Early detection leads to rapid Ant Fire responseThe Kern River Ranger District of Sequoia National Forest noted that early detection of the Ant Fire, reported to officials in the evening of June 13, led to a rapid response to the blaze, which had been 75 percent contained by Monday.

The 10-acre fire broke out in the “Ant Canyon” recreational site, located along Mountain 99, approximately 12 miles north of Kernville.

Although officials have not concluded their investigation, they believe the cause was human.

“For firefighter and public safety, we ask the public to slow down and use caution when driving through the area.”

The fire was reported by a Forest Service patrolman in the area. Initial size up showed the fire to be on both sides of the road, and both sides of the river. The fire was burning in grass and brush, and making runs, with a moderate rate of spread. Winds were 3-5 and gusting out of the north (down canyon, which is typical for this area, and time of day).

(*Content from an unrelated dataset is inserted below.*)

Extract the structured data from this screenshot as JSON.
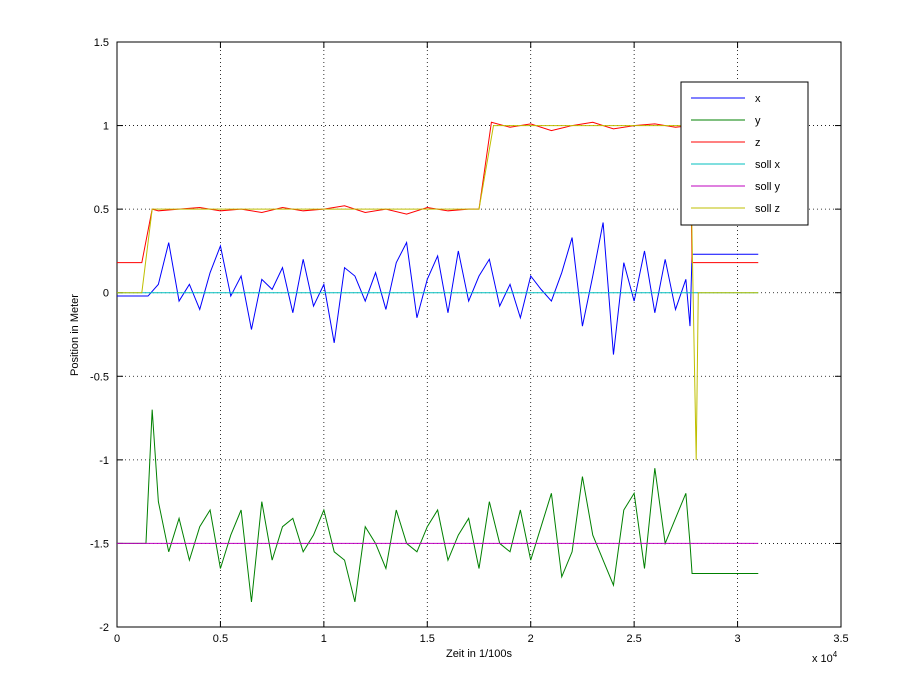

Immediate response from ground and air support, coupled with interagency assistance, aided firefighter’s ability to slow the forward rate of spread by early evening. Air tankers dropped retardant while helicopters dipped water from the river for bucket drops.

Cooperators included the Forest Service, (both Kern River and Western Divide Ranger Districts), U.S. Fish & Wildlife, Bureau of Land Management, CA. Highway Patrol, Tulare County Fire Department, Kern County Fire Department, and Sierra South rafting company. Resources assigned were 2 Helicopters, 2 air tankers, 1 air attack, 2 water tenders, 8 engines, 5 hand-crews, 3 patrols, 2 water tenders, fire investigators, and archaeologists and, multiple fire management overhead. Over 100 fire personnel were assigned the first night.

Evacuation of Ant Canyon was initiated. Mountain 99 was closed for fire equipment and personnel on the road, investigation work, and the helicopters utilizing Mtn. 99 as a landing zone. Campers were asked to leave their personal camping equipment and take refuge on the road. After flights were shut down for the evening, campers were allowed to go back to their sites and pack up their belongings, readying themselves to leave when the road opens. The area has no cell service and this left many people cut off from communications with their families and friends.

Sierra South Rafting Company, has been providing shuttling service for firefighter and suppression equipment access to the portion of the fire on the west side of the river.